Prudence Wants a Pet by Cathleen Daly, illustrated by Stephen Michael King
What's a girl to do when she so desperately wants a pet, but her parents won't let her have one? Get creative. Which is exactly what Prudence does. I love the idea of this story, I love the humor, and I love the way the ending resonates even more.
Charlie the Ranch Dog by Ree Drummond, illustrated by Diane deGroat
I absolutely adore Pioneer Woman, Ree Drummond: her blog, her show, and now her picture book Charlie the Ranch Dog. I think what makes me love this book so much is that I am familiar with Charlie from her show and her blog, and this really is Charlie's story. Given that I can't pass up a good dog book, and that the story so perfectly captures Charlie, it's no wonder why this was one of my favorite books of the year.
Rah, Rah Radishes! A Vegetable Chant by April Pulley Sayre
Colorful, mouth-watering photographs and a fun, chant about vegetables is bound to get kids excited and curious about eating what's good for them. Couple reading this book with a cooking lesson or two, and maybe we can start changing the paradigm of how kids eat in this country. When you involve kids in knowing and learning about food, they're more likely to make better choices.
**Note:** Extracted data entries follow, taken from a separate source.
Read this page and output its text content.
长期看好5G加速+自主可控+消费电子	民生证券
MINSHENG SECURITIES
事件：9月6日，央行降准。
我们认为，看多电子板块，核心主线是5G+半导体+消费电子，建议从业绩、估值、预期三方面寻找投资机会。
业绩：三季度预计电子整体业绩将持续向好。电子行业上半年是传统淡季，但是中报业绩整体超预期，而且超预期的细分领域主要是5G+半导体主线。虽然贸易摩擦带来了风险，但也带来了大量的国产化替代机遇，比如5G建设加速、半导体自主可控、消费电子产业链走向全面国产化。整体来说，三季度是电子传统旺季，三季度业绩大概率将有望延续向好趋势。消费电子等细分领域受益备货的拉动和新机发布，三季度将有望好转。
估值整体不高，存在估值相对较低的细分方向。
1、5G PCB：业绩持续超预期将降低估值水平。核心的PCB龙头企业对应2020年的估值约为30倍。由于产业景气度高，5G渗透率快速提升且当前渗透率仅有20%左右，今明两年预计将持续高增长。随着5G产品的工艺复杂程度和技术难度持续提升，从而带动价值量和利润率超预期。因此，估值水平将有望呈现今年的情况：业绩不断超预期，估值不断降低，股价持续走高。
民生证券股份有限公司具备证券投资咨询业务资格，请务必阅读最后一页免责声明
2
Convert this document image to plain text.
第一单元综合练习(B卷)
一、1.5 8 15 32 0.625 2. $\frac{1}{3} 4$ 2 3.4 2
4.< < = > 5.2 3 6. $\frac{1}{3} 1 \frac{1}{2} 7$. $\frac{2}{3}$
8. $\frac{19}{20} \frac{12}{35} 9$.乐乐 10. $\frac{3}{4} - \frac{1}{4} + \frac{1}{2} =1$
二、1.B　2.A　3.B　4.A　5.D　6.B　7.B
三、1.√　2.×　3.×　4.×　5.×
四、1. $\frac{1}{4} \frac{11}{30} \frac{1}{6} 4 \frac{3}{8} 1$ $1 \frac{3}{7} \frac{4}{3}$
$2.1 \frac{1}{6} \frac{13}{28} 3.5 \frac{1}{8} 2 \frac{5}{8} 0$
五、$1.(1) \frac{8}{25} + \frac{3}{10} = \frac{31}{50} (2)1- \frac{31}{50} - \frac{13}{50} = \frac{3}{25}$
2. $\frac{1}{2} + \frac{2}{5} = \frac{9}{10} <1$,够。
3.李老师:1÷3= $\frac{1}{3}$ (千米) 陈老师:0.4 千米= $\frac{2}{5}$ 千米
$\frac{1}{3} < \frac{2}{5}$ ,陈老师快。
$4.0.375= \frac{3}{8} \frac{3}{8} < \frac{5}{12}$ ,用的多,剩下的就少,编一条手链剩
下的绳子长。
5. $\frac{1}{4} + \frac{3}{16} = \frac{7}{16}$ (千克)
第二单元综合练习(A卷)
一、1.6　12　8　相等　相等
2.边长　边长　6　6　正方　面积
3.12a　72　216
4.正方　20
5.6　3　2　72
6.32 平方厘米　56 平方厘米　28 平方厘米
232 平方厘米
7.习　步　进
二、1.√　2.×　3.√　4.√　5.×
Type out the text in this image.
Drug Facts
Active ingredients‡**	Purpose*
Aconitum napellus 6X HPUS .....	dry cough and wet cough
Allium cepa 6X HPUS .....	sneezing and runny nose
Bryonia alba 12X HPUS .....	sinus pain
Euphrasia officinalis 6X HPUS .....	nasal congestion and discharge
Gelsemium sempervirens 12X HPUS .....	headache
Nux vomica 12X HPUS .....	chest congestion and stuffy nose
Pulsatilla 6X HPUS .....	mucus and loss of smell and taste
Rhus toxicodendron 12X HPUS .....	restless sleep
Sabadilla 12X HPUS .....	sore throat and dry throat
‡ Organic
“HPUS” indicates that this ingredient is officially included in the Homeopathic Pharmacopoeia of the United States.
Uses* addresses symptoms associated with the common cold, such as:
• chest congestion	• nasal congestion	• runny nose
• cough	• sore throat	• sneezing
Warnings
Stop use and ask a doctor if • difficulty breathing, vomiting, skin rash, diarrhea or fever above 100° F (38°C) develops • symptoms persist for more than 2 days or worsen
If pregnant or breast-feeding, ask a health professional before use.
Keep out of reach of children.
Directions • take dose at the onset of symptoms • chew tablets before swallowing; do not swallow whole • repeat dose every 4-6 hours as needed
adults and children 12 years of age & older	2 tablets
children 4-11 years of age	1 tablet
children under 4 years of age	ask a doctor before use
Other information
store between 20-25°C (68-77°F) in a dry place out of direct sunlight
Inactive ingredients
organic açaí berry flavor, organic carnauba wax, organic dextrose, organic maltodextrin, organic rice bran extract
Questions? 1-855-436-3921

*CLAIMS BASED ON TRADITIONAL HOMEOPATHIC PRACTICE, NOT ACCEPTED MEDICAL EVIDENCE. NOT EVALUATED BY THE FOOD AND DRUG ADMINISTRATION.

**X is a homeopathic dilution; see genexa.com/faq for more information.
Magic Trash by J.H. Shapiro, illustrated by Vanessa Newton
Magic Trash is the story of Tyree Guyton, the man behind The Heidelberg Project in Detroit. As someone who has heard of The Heidelberg Project but never actually gone to see it, this book made me want to drive to Detroit to take a gander. Since I live in metro-Detroit, it's really something I have no excuse for not going to see. What I love about the book is how it explains the inspiration for the project in the first place, which was to detract the riff raff from hanging out in the neighborhood. I mean, what crack dealer is going to want to enter an abandoned house decorated with giant polka-dots?
So those were my favorite books of the year, what were yours?